İbn Atiyye de der ki:
Kur'an-ı Kerim'in lafızlarından anlaşılan şu ki, Kurayzaoğulları hakkındaki
açıklamalar, Yüce Allah'ın: ''... arkalarındakileri dağıt da ibret alsınlar''
buyruğu ile sona ermiştir. Bundan sonra şanı Yüce Allah, bu ayet-i kerime ile,
gelecekte hainlik edeceğinden korkacağı kimselere yapacağı uygulamalar hakkında
emir vermektedir. İşte bu gibi kimseler hakkında bu ayet-i kerimenin hükmü
gereğince uygulama yapılacaktır. Kurayzaoğulları ise, öyle hainliklerinden
endişe edilecek durumda değillerdi. Onların hainlikleri açık ve bilinen bir
husustu.
2- Hainliğin
Belirtileri ve Antlaşmayı Bozmak:
İbnü'l-Arabı der ki:
Hainlikten korkmak halinde ahdin bozulması nasıl caiz olabilir? Halbuki korkmak
zandır, yakin ile birlikte bulunması sözkonusu değildir. Yakin olan antlaşma,
hainlik zannı ile birlikte nasıl ortadan kalkar, denilecek olursa, buna iki
şekilde cevap verilebilir:
1. Reca (ummak), Yüce
Allah'ın: "Size ne oluyor da Allah)tangelecek bir azabı
ummuyorsunuz?" (Nuh, 13) buyruğunda olduğu gibi, kesin bilgi manasına
kullanıldığı gibi, "korkmak" da kat'i bilgi (yakin) anlamında
kullanılmıştır.
2. Hainliğin etkileri
ortaya çıkıp bunun da delilleri ispatlanacak olursa, artık antlaşmayı devam
ettirmek, yok oluşa götürmemek için onu bozmak icabeder.
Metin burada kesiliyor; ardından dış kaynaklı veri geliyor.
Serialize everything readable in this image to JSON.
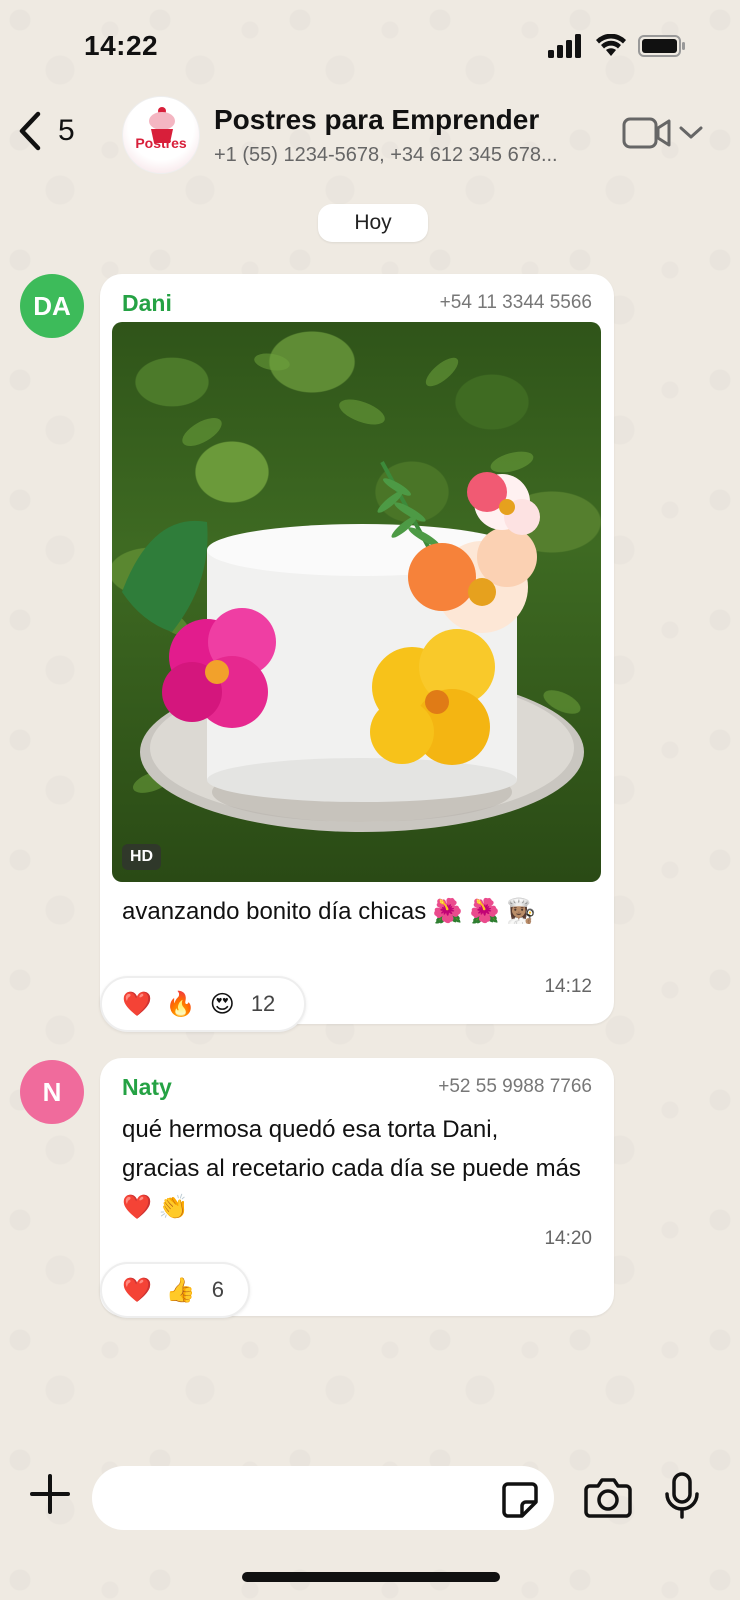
{
  "status_bar": {
    "time": "14:22"
  },
  "header": {
    "back_count": "5",
    "group_name": "Postres para Emprender",
    "group_members": "+1 (55) 1234-5678, +34 612 345 678...",
    "avatar_brand": "Postres"
  },
  "date_chip": "Hoy",
  "messages": [
    {
      "avatar_initials": "DA",
      "avatar_color": "#3dbb5a",
      "sender": "Dani",
      "phone": "+54 11 3344 5566",
      "hd_badge": "HD",
      "caption": "avanzando bonito día chicas 🌺 🌺 👩🏽‍🍳",
      "time": "14:12",
      "reactions": {
        "emojis": [
          "❤️",
          "🔥",
          "😍"
        ],
        "count": "12"
      }
    },
    {
      "avatar_initials": "N",
      "avatar_color": "#f06b9c",
      "sender": "Naty",
      "phone": "+52 55 9988 7766",
      "text": "qué hermosa quedó esa torta Dani, gracias al recetario cada día se puede más ❤️ 👏",
      "time": "14:20",
      "reactions": {
        "emojis": [
          "❤️",
          "👍"
        ],
        "count": "6"
      }
    }
  ],
  "input": {
    "placeholder": ""
  },
  "colors": {
    "sender_green": "#25a244",
    "background": "#efeae2"
  },
  "icons": [
    "back-icon",
    "signal-icon",
    "wifi-icon",
    "battery-icon",
    "video-call-icon",
    "chevron-down-icon",
    "plus-icon",
    "sticker-icon",
    "camera-icon",
    "mic-icon"
  ]
}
Böyle bir durumda
zaruretten ötürü kat'i olarak bilinen şeyi (antlaşmayı) hükümsüz kılmak
caizdir. Şayet (antlaşmanın) kat'i olarak bozulduğu bilinecek olursa, zaten
onlara bunun bildirilmesine de gerek kalmaz. Nitekim Peygamber (s.a.v.)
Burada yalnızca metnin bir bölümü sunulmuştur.